Even at the language VM level, it doesn't seem to be tenable.

Microsoft tried to go all out on this back in the day with Code Access Security. I remember three things about it:

1. Engineers/sysadmins would easily get frustrated, and just let the app run under full trust

2. Perf issues, since security demands would result in checking the call stack up

3. When they changed things in .NET 4 a lot of web code would break unless you added a magical attribute.

Needless to say, microsoft more or less gave up on it in .NET core



Same thing with Java Security Manager which is in the process of being removed with no replacement.

Unfortunately supply chain security is incompatible with developer convenience. At least not without a lot of work to make it bearable.

We will have to suffer through a lot worse attacks than now before people will take it serious (most developers likely never but governments will at some point intervene - see EU's CSA).
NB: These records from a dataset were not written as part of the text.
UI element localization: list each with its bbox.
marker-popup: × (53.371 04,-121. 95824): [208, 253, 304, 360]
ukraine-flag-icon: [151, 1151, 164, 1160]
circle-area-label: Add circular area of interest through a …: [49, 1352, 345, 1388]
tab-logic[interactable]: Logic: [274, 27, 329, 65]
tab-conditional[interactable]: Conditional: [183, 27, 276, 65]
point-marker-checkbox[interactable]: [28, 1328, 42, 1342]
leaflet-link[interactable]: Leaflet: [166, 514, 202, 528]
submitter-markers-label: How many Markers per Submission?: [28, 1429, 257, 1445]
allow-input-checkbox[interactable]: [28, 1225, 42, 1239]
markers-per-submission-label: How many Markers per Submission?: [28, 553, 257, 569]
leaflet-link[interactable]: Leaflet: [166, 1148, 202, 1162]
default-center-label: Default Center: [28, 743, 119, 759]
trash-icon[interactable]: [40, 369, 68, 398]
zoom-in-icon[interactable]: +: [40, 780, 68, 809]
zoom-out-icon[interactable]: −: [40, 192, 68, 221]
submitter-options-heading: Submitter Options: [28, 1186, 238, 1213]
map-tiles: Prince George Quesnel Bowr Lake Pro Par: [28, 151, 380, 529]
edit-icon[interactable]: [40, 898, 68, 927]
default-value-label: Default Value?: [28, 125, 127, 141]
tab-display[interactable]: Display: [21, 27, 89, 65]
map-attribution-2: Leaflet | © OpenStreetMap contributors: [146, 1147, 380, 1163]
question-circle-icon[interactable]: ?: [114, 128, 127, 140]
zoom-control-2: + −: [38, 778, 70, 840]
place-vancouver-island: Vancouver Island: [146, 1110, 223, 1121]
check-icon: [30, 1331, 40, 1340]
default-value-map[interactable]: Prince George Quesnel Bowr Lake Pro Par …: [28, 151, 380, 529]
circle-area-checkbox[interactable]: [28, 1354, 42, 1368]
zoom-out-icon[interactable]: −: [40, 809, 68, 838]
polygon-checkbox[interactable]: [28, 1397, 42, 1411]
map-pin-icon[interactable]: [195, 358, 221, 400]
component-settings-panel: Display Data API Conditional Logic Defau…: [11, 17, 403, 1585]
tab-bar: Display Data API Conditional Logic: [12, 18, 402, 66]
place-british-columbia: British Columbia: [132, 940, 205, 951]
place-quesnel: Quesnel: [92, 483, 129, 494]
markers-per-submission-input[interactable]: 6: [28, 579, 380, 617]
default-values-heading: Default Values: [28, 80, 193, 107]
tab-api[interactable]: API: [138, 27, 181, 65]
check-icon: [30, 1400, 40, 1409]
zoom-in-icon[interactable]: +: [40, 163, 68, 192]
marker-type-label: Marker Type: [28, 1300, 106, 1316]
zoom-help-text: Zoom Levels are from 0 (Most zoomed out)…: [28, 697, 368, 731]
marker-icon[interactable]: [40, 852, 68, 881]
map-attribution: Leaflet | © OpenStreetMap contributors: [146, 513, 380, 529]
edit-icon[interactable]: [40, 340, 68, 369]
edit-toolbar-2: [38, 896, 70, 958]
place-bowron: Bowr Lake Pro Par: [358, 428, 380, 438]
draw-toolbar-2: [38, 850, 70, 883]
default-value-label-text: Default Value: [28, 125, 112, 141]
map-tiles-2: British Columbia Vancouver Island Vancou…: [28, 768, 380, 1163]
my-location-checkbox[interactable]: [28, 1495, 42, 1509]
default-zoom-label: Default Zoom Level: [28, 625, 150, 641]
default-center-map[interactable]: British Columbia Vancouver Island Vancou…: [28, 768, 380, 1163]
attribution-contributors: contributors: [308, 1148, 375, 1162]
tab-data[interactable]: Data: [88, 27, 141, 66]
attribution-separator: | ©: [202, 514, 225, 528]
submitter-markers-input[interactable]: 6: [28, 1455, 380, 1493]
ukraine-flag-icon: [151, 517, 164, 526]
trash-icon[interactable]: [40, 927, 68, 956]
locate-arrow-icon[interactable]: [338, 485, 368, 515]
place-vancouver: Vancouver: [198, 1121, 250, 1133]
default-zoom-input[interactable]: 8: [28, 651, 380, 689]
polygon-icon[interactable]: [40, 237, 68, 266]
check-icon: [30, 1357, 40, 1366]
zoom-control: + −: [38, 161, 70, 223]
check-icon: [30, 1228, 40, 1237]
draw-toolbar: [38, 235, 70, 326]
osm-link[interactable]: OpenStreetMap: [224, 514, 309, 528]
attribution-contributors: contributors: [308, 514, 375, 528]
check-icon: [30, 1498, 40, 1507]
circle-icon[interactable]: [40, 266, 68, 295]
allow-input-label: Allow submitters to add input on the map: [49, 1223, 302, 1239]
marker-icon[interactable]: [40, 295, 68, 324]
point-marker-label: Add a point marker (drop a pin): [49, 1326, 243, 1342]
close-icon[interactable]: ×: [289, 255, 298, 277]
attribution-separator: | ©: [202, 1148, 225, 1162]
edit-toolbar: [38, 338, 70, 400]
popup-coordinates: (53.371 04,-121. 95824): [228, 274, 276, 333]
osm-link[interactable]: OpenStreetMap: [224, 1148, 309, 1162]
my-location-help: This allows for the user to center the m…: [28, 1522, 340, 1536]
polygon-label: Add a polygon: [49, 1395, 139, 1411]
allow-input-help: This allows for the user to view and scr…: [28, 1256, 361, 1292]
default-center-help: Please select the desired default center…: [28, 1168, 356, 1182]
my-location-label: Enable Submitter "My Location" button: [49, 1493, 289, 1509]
IDK what JSM looked like to use, but .NET permissions were in some ways arcane and sneaky.

Back then, you often just ran VS as local admin, supply chain attacks weren't a 'real' thing most of the time, so NBD.

So then you try to deploy your app, and discover the joys of signed assemblies.

And you -make absolutely sure- when you leave, you give instructions to rebuild the whole pipeline if need be.

TBH at least we knew there was the polite illusion of a sandbox...


WDYT of WASM capability system? IMO, it would be a good contender for sandboxing dependencies. However, I haven’t tested it in practice.


Does it have a threading model yet? Otherwise I'm not good enough to even try.